Beauty Like the Night was just what I was needing. This is my second listen in Bourne’s Spymasters series – which I’ve read out of order – and the story as well as the narration were both fabulous!
One of my favorite things in historical romance is an unconventional heroine. Severine is the epitome of unconventional. An orphan of the French Revolution, she was adopted by the head of British intelligence. If I remember correctly, she’d spied during the revolution – at a single-digit age – and continued honing those skills no matter her Papa’s objections. Severine is smart, independent, strong-willed, outspoken, and tenacious. All things I greatly admire. 🙂 With no war being fought, Severine currently works as a private investigator of sorts solving crimes and mysteries. And her latest case is that of a missing 12 year old girl, a missing heirloom, and a dead mother.
Raoul, our hero, is more like an antihero. He appears one night, having stolen into Severine’s bed chamber, demanding answers and her help in finding the missing girl, Pilar. Raoul is mysterious, has dubious intentions, is skilled at things only thieves and spies are skilled at, and he’s interesting… very interesting.

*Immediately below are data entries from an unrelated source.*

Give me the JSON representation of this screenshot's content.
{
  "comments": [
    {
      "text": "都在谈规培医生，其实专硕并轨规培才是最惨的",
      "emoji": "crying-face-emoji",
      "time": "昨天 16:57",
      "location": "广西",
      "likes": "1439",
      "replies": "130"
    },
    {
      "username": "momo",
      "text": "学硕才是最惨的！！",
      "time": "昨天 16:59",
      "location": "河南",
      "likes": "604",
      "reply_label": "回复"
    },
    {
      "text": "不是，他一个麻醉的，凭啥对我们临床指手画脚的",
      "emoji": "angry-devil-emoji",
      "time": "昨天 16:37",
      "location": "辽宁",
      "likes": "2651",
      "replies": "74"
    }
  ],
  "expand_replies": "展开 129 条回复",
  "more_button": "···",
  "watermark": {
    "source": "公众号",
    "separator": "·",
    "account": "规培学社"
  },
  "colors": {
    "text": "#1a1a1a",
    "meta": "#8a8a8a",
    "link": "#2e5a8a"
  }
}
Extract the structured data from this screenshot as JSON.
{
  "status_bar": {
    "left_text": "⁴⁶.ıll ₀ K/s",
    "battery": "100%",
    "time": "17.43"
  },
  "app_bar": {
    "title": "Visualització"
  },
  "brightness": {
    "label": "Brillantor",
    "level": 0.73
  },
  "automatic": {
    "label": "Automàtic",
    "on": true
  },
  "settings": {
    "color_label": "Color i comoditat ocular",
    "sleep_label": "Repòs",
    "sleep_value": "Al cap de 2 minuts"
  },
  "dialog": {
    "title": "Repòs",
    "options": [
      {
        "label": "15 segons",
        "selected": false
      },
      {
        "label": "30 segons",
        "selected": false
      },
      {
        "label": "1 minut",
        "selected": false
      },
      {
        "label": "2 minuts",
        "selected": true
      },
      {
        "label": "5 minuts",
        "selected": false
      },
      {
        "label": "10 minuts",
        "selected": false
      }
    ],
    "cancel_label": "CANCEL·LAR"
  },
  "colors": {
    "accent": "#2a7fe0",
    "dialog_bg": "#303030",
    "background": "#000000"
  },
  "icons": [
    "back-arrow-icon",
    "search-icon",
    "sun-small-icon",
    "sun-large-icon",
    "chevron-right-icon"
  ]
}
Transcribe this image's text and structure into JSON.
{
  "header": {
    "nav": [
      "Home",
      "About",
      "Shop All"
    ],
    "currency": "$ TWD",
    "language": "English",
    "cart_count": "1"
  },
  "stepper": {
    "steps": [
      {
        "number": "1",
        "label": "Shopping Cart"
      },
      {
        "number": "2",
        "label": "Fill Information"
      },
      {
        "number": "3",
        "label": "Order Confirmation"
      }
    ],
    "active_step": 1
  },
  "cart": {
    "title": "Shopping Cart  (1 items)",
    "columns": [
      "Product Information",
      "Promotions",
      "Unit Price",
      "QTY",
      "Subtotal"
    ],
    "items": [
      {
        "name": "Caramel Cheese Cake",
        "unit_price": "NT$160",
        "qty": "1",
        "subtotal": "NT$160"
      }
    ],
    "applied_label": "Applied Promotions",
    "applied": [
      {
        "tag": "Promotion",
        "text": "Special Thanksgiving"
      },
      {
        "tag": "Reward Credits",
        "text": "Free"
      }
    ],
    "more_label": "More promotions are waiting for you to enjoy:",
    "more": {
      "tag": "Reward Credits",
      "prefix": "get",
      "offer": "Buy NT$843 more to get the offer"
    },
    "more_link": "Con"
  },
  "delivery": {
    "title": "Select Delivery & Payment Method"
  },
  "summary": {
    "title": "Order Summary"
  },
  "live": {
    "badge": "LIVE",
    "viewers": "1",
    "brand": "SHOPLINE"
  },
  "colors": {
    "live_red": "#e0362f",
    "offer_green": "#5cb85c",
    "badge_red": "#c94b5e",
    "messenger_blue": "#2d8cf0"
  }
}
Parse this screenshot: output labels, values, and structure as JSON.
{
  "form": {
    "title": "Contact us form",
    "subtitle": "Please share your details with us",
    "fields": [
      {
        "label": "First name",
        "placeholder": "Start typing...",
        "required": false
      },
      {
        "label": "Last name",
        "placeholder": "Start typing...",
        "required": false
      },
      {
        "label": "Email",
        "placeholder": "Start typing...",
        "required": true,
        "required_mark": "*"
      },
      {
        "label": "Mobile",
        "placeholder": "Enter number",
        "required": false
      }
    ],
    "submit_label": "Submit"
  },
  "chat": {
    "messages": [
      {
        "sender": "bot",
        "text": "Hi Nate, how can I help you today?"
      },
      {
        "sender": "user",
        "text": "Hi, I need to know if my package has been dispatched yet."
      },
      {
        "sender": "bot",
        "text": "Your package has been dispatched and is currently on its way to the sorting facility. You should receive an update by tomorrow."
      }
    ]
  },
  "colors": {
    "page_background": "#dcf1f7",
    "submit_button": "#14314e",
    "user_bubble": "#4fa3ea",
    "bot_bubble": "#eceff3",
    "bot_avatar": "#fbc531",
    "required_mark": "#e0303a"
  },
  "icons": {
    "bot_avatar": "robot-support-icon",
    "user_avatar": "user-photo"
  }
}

JBourne draw us into a story full of intrigue and mystery. She surrounds Severine with a colorful cast of characters who all care very deeply for her. There is danger, action, many dead bodies appearing at Severine’s doorstep. And a romance that blossoms slowly despite the fact that sparks fly wildly whenever these two are near each other. Beauty Like the Night was primarily focused on character development and solving the mystery rather than consummating the romance and it’s something that really works for this story (and series, I’m guessing). JBourne has a way of pulling you into the story, unveiling the romance as slowly as she does the villain and one can’t help getting caught up in it all.
Kirsten Potter deftly embodied all the characters, keeping voices distinct as well as the pacing perfect. She seems to have as much fun narrating as I do listening.
Beauty Like the Night was a gripping and entertaining listen and I’m eager to meet the other ladies who inhabit the Spymasters world.